Четверо рабочих-французов сидели на мостовой и ничего не делали – у них был перекур. Они смеялись, курили, только что не пили вино. Да, я понял, что Маша хотела мне сказать – в Америке такое явление выглядело бы дикостью. Там это немыслимо – прерывать работу во время рабочего дня. А здесь, как в России, – сидят, курят, смеются, разговаривают, и ничего.
Стоял прекрасный весенний день, и когда мы оказались в районе Монмартра, нас прямо-таки охватило житейское очарование Парижа – двери кафе открыты настежь, столики на улицах, за ними сидят люди, мирно разговаривают, потягивают вино, и всё это делается как-то не брутально-алкогольно, а спокойно и в веселии сердца.

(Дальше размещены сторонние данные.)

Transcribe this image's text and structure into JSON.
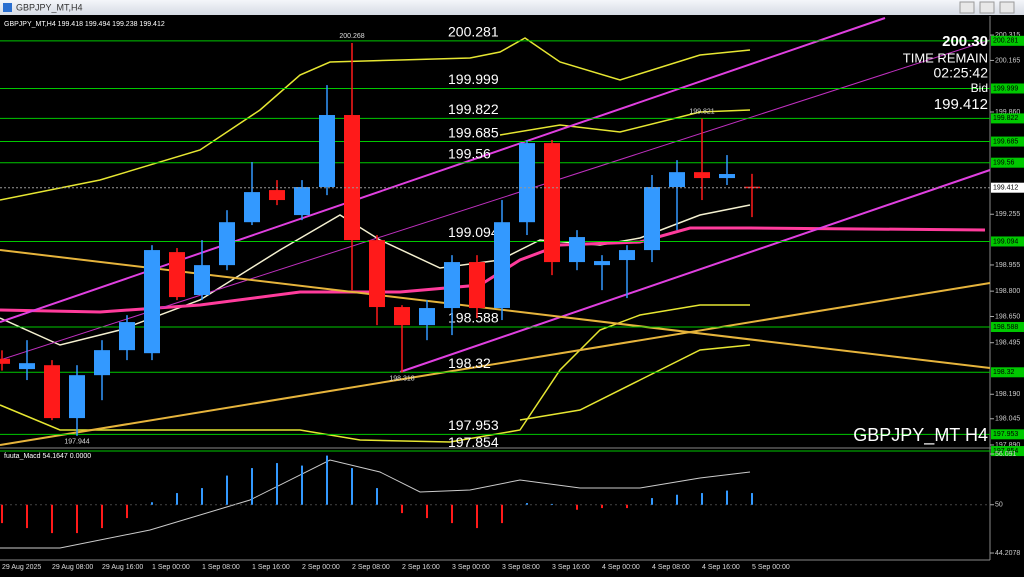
{
  "window": {
    "title": "GBPJPY_MT,H4"
  },
  "chart_data": [
    {
      "type": "candlestick",
      "header": "GBPJPY_MT,H4  199.418 199.494 199.238 199.412",
      "symbol_label": "GBPJPY_MT H4",
      "info": {
        "price": "200.30",
        "timer_label": "TIME REMAIN",
        "timer": "02:25:42",
        "bid_label": "Bid",
        "bid": 199.412
      },
      "categories": [
        "29 Aug 2025",
        null,
        "29 Aug 08:00",
        null,
        "29 Aug 16:00",
        null,
        "1 Sep 00:00",
        null,
        "1 Sep 08:00",
        null,
        "1 Sep 16:00",
        null,
        "2 Sep 00:00",
        null,
        "2 Sep 08:00",
        null,
        "2 Sep 16:00",
        null,
        "3 Sep 00:00",
        null,
        "3 Sep 08:00",
        null,
        "3 Sep 16:00",
        null,
        "4 Sep 00:00",
        null,
        "4 Sep 08:00",
        null,
        "4 Sep 16:00",
        null,
        "5 Sep 00:00"
      ],
      "open": [
        198.4,
        198.339,
        198.362,
        198.049,
        198.303,
        198.451,
        198.433,
        199.031,
        198.777,
        198.954,
        199.208,
        199.398,
        199.25,
        199.416,
        199.842,
        199.102,
        198.706,
        198.599,
        198.7,
        198.972,
        198.7,
        199.208,
        199.676,
        198.972,
        198.954,
        198.984,
        199.043,
        199.416,
        199.504,
        199.469,
        199.418
      ],
      "high": [
        198.45,
        198.51,
        198.392,
        198.362,
        198.51,
        198.658,
        199.072,
        199.055,
        199.102,
        199.279,
        199.564,
        199.457,
        199.457,
        200.019,
        200.268,
        199.132,
        198.717,
        198.747,
        199.013,
        199.013,
        199.339,
        199.694,
        199.694,
        199.161,
        199.013,
        199.072,
        199.487,
        199.575,
        199.821,
        199.605,
        199.494
      ],
      "low": [
        198.33,
        198.274,
        198.037,
        197.944,
        198.155,
        198.392,
        198.392,
        198.747,
        198.747,
        198.924,
        199.191,
        199.309,
        199.22,
        199.368,
        198.806,
        198.599,
        198.318,
        198.51,
        198.54,
        198.64,
        198.629,
        199.132,
        198.895,
        198.924,
        198.806,
        198.759,
        198.972,
        199.161,
        199.339,
        199.428,
        199.238
      ],
      "close": [
        198.37,
        198.374,
        198.049,
        198.303,
        198.451,
        198.617,
        199.043,
        198.765,
        198.954,
        199.208,
        199.386,
        199.339,
        199.416,
        199.842,
        199.102,
        198.706,
        198.599,
        198.7,
        198.972,
        198.7,
        199.208,
        199.676,
        198.972,
        199.12,
        198.978,
        199.043,
        199.416,
        199.504,
        199.469,
        199.493,
        199.412
      ],
      "up_color": "#3399ff",
      "down_color": "#ff1a1a",
      "extremes": [
        200.268,
        199.821,
        198.318,
        197.944
      ],
      "levels": [
        200.281,
        199.999,
        199.822,
        199.685,
        199.56,
        199.094,
        198.588,
        198.32,
        197.953,
        197.854
      ],
      "level_color": "#00c800",
      "ylim": [
        197.878,
        200.416
      ],
      "yticks": [
        200.315,
        200.165,
        {
          "value": 199.86,
          "label": "199.860"
        },
        199.255,
        198.955,
        {
          "value": 198.8,
          "label": "198.800"
        },
        {
          "value": 198.65,
          "label": "198.650"
        },
        198.495,
        {
          "value": 198.19,
          "label": "198.190"
        },
        198.045,
        {
          "value": 197.89,
          "label": "197.890"
        }
      ]
    },
    {
      "type": "bar",
      "title": "fuuta_Macd 54.1647  0.0000",
      "values": [
        47.8,
        47.2,
        46.6,
        46.6,
        47.2,
        48.4,
        50.3,
        51.4,
        52.0,
        53.5,
        54.4,
        55.0,
        54.7,
        55.9,
        54.4,
        52.0,
        49.0,
        48.4,
        47.8,
        47.2,
        47.8,
        50.2,
        50.1,
        49.4,
        49.6,
        49.6,
        50.8,
        51.2,
        51.4,
        51.7,
        51.4
      ],
      "baseline": 50,
      "up_color": "#3399ff",
      "down_color": "#ff1a1a",
      "ylim": [
        43.37,
        56.21
      ],
      "yticks": [
        56.091,
        50,
        44.2078
      ]
    }
  ]
}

Вокруг всё залито весенним солнцем, и на холме – громада базилики Сакре-Кёр. В общем, всё, что нужно человеку. Маша стояла и смотрела на это как зачарованная. И она сказала мне:
– Юра, давай переедем в Париж. Я, как я уже сказал, был не против.
Эта поездка была ещё интересна непрерывными литературно-эмигрантскими конференциями, на которые нас приглашали. Одна из них проходила в роскошном, как дворец, итальянском посольстве. Но что главное – в эту нашу вторую поездку мы познакомились с людьми, которые впоследствии сыграли большую роль в нашей судьбе и в значительной мере помогли переносить тяготы жизни в эпоху Кали-Юги. Я говорю о секретаре французского ПЕН-клуба, писательнице и баронессе Даниэль Дорде и о президенте французского ПЕН-клуба Рене Тавернье, который был отцом знаменитого кинорежиссёра Бертрана Тавернье. Тогда французский ПЕН-клуб был центром литературной жизни Парижа. Потом, когда наступило то, что я называю годами падения, всё это померкло и изгладилось. Но в описываемый мною период это был последний блеск великой французской культуры и великого французского умения жить.
Даниэль Дорде впоследствии стала нашим самым близким другом из всей французской среды, настоящим другом. Это была поразительная женщина, благородная, аристократичная; в её жилах текла кровь Наполеона, но она этим не гордилась. У неё дома висел Пикассо, и сама картина «В центре Парижа» была глубоко французской, и свет европейской культуры пронизывал её. Даниэль очень любила Машу.
Сейчас я не припоминаю, передал ли я тогда Рене Тавернье «Шатуны» на английском, но в будущем, как я уже говорил, эта книга сыграла решающую роль в легализации нашей французской жизни. Возможно тогда, когда мы только познакомились, я отнёсся к этому предприятию с некоторым опасением, принимая во внимание личность Тавернье – ведь это был изысканный эстет, истинный француз, член литературной академии… Его реакцию на подобный роман, к тому же ещё и плохо переведённый, предсказать было трудно, но вряд ли стоило ожидать чего-то положительного. Так, видимо, мне казалось.
Как бы то ни было, эти люди приняли нас очень хорошо, что даже было немного странно – неизвестные Франции русские, приехали из Америки… Кто знает, может быть, они интуитивно почувствовали в нас «своих», в известном смысле, конечно… Во всяком случае, французский ПЕН-клуб принял меня на ура, даже лучше, чем американский, с каким-то блеском… И вот, покрутившись по улицам Парижа, довольно основательно познакомившись с Володей Максимовым и Ириной Иловайской, главным редактором «Русской мысли», мы вернулись в США, уже абсолютно железно настроенные на переезд, хотя соблазны и окружали нас со всех сторон. Началась подготовка.